Page last updated at 13:28 GMT, Wednesday, 4 November 2009

'Sharp rise' in loyalist beatings

UDA Mural
The IMC said the UDA has plenty of room for improvement

The number of loyalist paramilitary assaults has increased sharply, Northern Ireland's ceasefire watchdog has said.

The Independent Monitoring Commission said that between March and August, 38 people were attacked - the highest number in almost four years.

This figure was more than double the amount in the previous period.

It said members of the UDA and UVF were involved in events leading to the death of Coleraine man Kevin McDaid in May.

The commissioners added that they believed those involved were acting without the approval of paramilitary leaders.

The report published on Tuesday contains a detailed assessment of activity carried out by each paramilitary group.

Intelligence gathering

On the UDA, the commissioners welcomed the announcement in September that it had begun decommissioning its weapons and is expected to get rid of all its arms by the February deadline.

We increasingly see a picture of an organisation on its way to going out of business as a paramilitary organisation
IMC's assessment of the UVF

The commissioners said they were encouraged by this progress, and praised UDA leaders for changing the organisation.

"In some areas the leadership has shown remarkable commitment and progress in community development, a fact acknowledged by all sections of the local community in those areas," they said.

"Across the organisation as a whole, however, much remains to be done."

It said that following the murders of three security forces members in March, there was some intelligence gathering about dissident republicans, some of which happened with the knowledge of senior members.

The report said the UDA remained effectively split into two distinct groups - the mainstream UDA and the South East Antrim group.

It said members of both factions remained involved in a range of criminal activity.

Personal gain

Regarding the UVF/Red Hand Commando, it said the completion of decommissioning in September was "a very significant and positive development".

"We increasingly see a picture of an organisation on its way to going out of business as a paramilitary organisation, though that might not preclude the maintenance of some form of association for past members," it said.

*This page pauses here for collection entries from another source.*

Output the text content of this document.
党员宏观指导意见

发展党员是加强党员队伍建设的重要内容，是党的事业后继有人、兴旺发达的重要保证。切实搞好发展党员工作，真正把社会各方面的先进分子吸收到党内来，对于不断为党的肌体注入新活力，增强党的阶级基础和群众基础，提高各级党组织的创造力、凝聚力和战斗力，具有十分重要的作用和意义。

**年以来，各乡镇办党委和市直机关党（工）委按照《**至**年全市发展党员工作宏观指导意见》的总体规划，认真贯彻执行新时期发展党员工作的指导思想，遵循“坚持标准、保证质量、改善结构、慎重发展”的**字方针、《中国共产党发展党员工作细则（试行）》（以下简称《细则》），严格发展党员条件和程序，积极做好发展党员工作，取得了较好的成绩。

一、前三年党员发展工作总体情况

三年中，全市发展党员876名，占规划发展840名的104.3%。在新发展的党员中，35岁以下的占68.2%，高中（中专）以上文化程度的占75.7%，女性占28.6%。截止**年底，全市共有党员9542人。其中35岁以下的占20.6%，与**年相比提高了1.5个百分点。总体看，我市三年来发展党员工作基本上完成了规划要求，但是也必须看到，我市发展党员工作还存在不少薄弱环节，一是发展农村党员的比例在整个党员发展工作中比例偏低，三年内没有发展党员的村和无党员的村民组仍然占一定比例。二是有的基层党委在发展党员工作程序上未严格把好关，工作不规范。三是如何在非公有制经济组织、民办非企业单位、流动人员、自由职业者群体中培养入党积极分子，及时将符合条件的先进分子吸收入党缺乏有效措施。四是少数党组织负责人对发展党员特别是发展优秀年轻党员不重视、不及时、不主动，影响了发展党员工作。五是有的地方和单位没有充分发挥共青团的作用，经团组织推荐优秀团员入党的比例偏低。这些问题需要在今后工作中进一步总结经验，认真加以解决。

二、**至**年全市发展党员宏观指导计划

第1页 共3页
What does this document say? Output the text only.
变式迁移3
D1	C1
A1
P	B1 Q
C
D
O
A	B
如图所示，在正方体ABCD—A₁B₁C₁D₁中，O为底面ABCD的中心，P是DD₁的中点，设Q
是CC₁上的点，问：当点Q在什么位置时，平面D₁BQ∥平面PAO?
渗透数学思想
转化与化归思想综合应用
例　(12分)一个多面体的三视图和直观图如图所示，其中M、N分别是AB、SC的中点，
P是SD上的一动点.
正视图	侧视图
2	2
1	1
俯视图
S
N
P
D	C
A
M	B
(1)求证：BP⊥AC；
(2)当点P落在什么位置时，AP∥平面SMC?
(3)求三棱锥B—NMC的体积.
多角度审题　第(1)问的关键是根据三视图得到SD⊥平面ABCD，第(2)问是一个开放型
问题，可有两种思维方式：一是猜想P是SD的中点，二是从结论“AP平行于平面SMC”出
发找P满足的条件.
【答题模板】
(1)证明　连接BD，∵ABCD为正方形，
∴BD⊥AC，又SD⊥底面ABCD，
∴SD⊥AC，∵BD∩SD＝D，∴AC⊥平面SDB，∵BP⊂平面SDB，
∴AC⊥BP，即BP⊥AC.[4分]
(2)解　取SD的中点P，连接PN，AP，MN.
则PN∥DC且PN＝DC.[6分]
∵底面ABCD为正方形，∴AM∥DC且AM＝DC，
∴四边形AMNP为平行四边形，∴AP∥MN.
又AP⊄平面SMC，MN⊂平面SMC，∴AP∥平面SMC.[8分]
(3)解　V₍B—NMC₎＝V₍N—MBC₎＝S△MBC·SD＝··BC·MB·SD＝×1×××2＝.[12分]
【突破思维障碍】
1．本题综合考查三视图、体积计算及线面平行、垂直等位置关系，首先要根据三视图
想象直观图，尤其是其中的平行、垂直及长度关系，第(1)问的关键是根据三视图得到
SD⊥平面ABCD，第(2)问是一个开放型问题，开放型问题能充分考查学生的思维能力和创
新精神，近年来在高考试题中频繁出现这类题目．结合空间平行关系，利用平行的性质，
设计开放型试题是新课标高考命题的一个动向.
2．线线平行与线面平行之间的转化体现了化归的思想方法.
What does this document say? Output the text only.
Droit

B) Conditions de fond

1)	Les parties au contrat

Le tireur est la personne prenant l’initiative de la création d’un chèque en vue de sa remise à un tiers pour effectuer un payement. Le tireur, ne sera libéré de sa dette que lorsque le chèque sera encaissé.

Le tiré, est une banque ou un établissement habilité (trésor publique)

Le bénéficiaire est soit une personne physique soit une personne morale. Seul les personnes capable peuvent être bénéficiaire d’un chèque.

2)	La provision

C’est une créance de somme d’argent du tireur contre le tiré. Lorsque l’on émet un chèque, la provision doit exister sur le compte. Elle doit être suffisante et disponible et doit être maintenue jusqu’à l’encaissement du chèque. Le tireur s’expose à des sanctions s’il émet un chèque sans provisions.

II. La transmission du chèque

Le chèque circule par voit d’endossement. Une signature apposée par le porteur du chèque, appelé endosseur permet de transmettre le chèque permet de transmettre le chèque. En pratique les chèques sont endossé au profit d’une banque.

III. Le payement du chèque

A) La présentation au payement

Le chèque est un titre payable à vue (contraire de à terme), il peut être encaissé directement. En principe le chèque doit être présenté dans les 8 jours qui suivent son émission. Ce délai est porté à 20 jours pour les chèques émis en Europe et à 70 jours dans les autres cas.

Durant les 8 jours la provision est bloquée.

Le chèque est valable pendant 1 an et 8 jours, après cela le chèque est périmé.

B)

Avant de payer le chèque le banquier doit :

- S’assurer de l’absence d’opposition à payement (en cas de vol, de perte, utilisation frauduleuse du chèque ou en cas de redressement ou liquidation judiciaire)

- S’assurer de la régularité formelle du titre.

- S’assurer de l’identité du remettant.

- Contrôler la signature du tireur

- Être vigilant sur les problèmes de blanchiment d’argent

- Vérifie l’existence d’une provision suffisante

The IMC said it believed UVF leaders took steps to prevent a violent reaction to the dissident republican killings of two soldiers and a policeman.

"The organisation has expelled members who have acted in a way unacceptable to the leadership.

"Senior members have continued to take steps to reduce criminality amongst the membership."

Despite the progress made, the IMC said some members were involved in a wide range of criminal activity for personal gain.

"We cannot rule out that some arms have been retained in some parts of the organisation or that individual members have sought to acquire weapons on an ad-hoc basis outside the organisation's strategy," it said.

The commissioners said they expected the progress made during the period under review to continue, "including giving active support to the police".

On the Loyalist Volunteer Force, it reiterated its assessment of the group as a "small organisation without any political purpose".

The Independent Monitoring Commission was set up by the British and Irish governments in January 2004.